SARS is coming after trusts in South Africa

SARS has ended its leniency on trusts in South Africa, issuing final demands for outstanding tax returns and warning trustees they have mere weeks to comply or face fixed administrative penalties.

On Monday, 9 February 2026, the South African Revenue Service (SARS) announced that it has issued final demands to trusts that did not submit annual tax returns for the 2024 and 2025 years of assessment.

The taxman warned recipients in no uncertain terms to take steps to correct non-compliance and avoid penalties.

Tax Consulting SA’s Head of Trusts, Roxshanna du Toit, said that although this move has been expected for a long time, SARS stated it is now acting decisively to increase the compliance levels of trusts.

Final demands are issued in terms of section 210(2) of the Tax Administration Act. SARS said it will shortly issue a public notice regarding the imposition of administrative non-compliance penalties for trusts.

“For years, SARS applied a measured approach to trust tax compliance,” Du Toit said. “While filing obligations existed, outstanding trust returns did not typically result in immediate enforcement.”

However, SARS has now changed that position, a move which comes with immediate consequences for trustees.

“SARS reiterated that all trusts, whether economically active or passive, are required to submit annual income tax returns in accordance with the requirements set out in the public notice,” Du Toit explained.

“It also emphasised that the responsibility for obtaining, maintaining, and updating accurate trust information rests exclusively with the trustees.”

This includes initiating de-registration processes for trusts that meet the applicable criteria, du Toit explained.

On 3 December 2025, SARS issued a draft public notice confirming that trusts may be subjected to fixed-amount administrative penalties where income tax returns remain outstanding. The notice applies to –

  • Income tax returns for years of assessment commencing on or after 1 March 2023 (i.e. 2024 year of assessment onwards)
  • Trusts that have been issued a final demand, where the outstanding return is not submitted within 21 business days

“The SARS message was clear: once final demands are issued, non-submission of the outstanding returns identified carries real financial consequences,” Du Toit said.

The era of leniency is over

Du Toit explained that what the revenue service has set out in principle is now being implemented in practice.

“Since 3 February 2026, SARS has begun issuing final demand notices to trusts with outstanding income tax returns for the 2024 and 2025 years of assessment,” she said.

“This was followed by SARS’ formal communication on Monday, 9 February 2026. This timing is deliberate.” Final demands followed –

  • The close of the trust filing season on 19 January 2026
  • The close of public comment on the draft notice on 28 January 2026

“Rather than allowing an extended post-filing grace period, SARS has moved swiftly to identify non-compliant trusts and initiate enforcement,” Du Toit said.

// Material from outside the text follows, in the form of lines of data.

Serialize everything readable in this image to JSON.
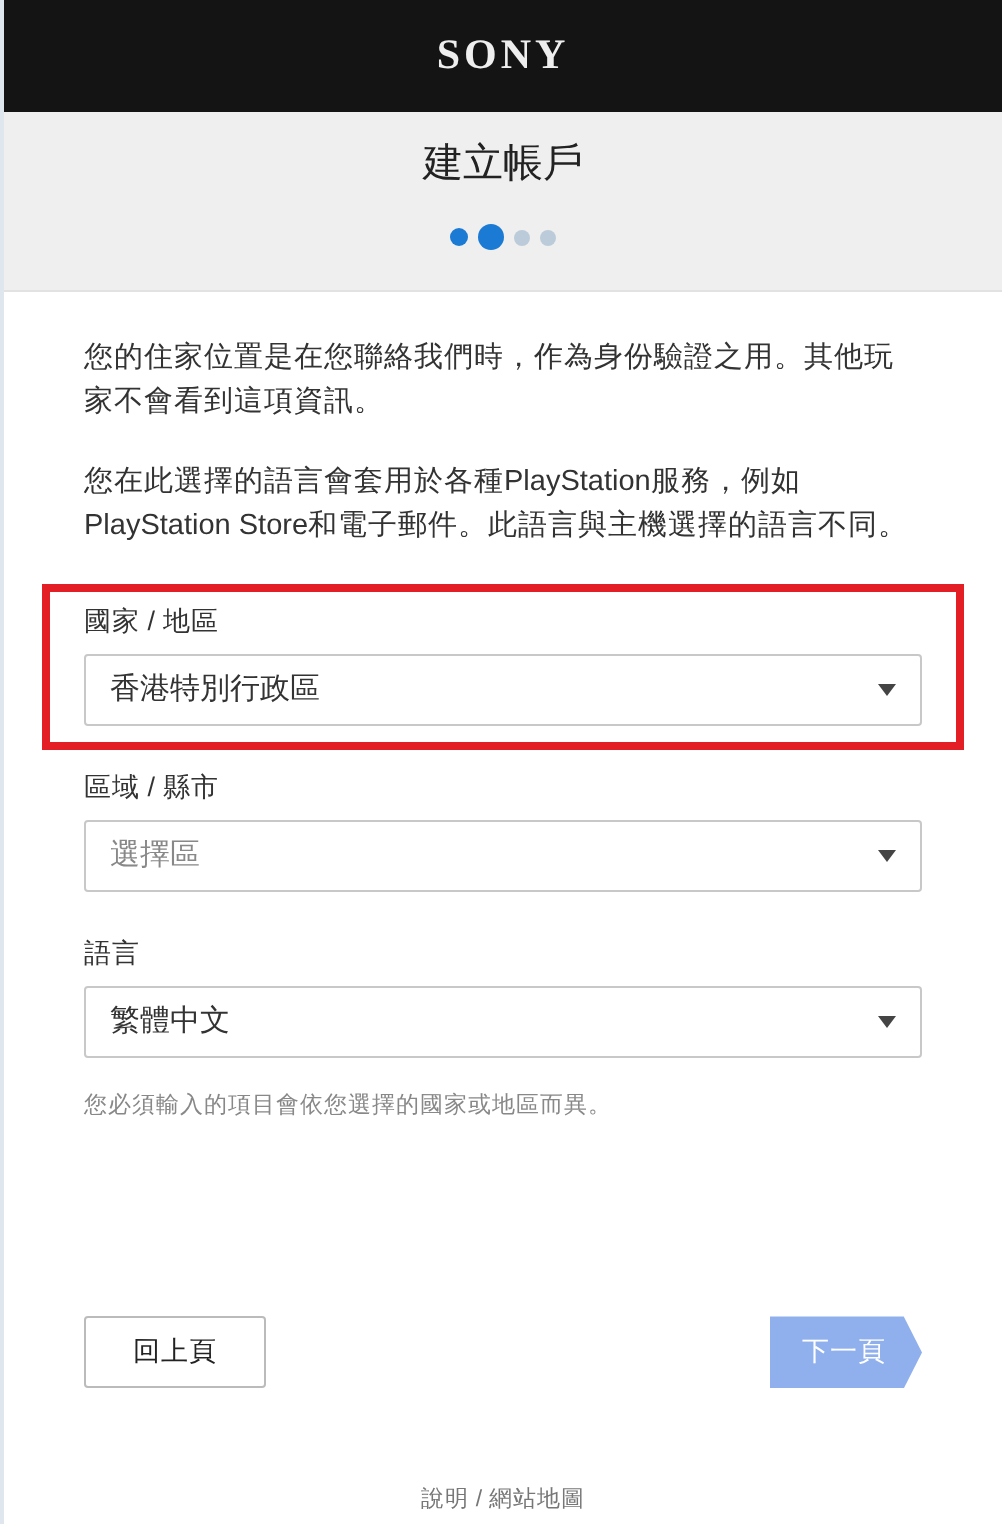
{
  "header": {
    "logo": "SONY"
  },
  "title": "建立帳戶",
  "steps": [
    {
      "completed": true,
      "selected": false
    },
    {
      "completed": true,
      "selected": true
    },
    {
      "completed": false,
      "selected": false
    },
    {
      "completed": false,
      "selected": false
    }
  ],
  "paragraphs": [
    "您的住家位置是在您聯絡我們時，作為身份驗證之用。其他玩家不會看到這項資訊。",
    "您在此選擇的語言會套用於各種PlayStation服務，例如PlayStation Store和電子郵件。此語言與主機選擇的語言不同。"
  ],
  "fields": [
    {
      "label": "國家 / 地區",
      "value": "香港特別行政區",
      "highlighted": true
    },
    {
      "label": "區域 / 縣市",
      "placeholder": "選擇區",
      "highlighted": false
    },
    {
      "label": "語言",
      "value": "繁體中文",
      "highlighted": false
    }
  ],
  "note": "您必須輸入的項目會依您選擇的國家或地區而異。",
  "buttons": {
    "back": {
      "label": "回上頁"
    },
    "next": {
      "label": "下一頁",
      "disabled": true
    }
  },
  "footer": "說明 / 網站地圖"
}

“With the final public notice on penalties now imminent, the issuing of final demands is a critical step. Failure to comply within the 21-business-day window may result in fixed-amount administrative penalties being incurred.”

Du Toit warned that once a final demand is issued, trustees are no longer dealing with routine compliance.

“They are responding to a formal enforcement action with a fixed statutory deadline. From the date of the final demand, trustees have 21 business days to submit outstanding returns,” she said.

“There is no further grace period. Where returns are not submitted in time, administrative penalties will be imposed.”

These penalties are levied under the Tax Administration Act, with monthly penalties ranging from R250 to R16,000, determined in relation to the trust’s taxable income.

“Trustees must act fast – delay is no longer an option. Final demands are here,” Du Toit warned. Trustees who are responding effectively are acting immediately by –

  • Confirming which trust returns remain outstanding
  • Determining whether final demands have already been issued
  • Prioritising remediation within the statutory timeframe

“For trustees managing multiple trusts or historic backlogs, this is rarely a question of intent. It is a question of execution capacity,” Du Toit explained.

“SARS has drawn the line. For trusts, the era of leniency is over. SARS is no longer waiting for compliance – it is enforcing it.”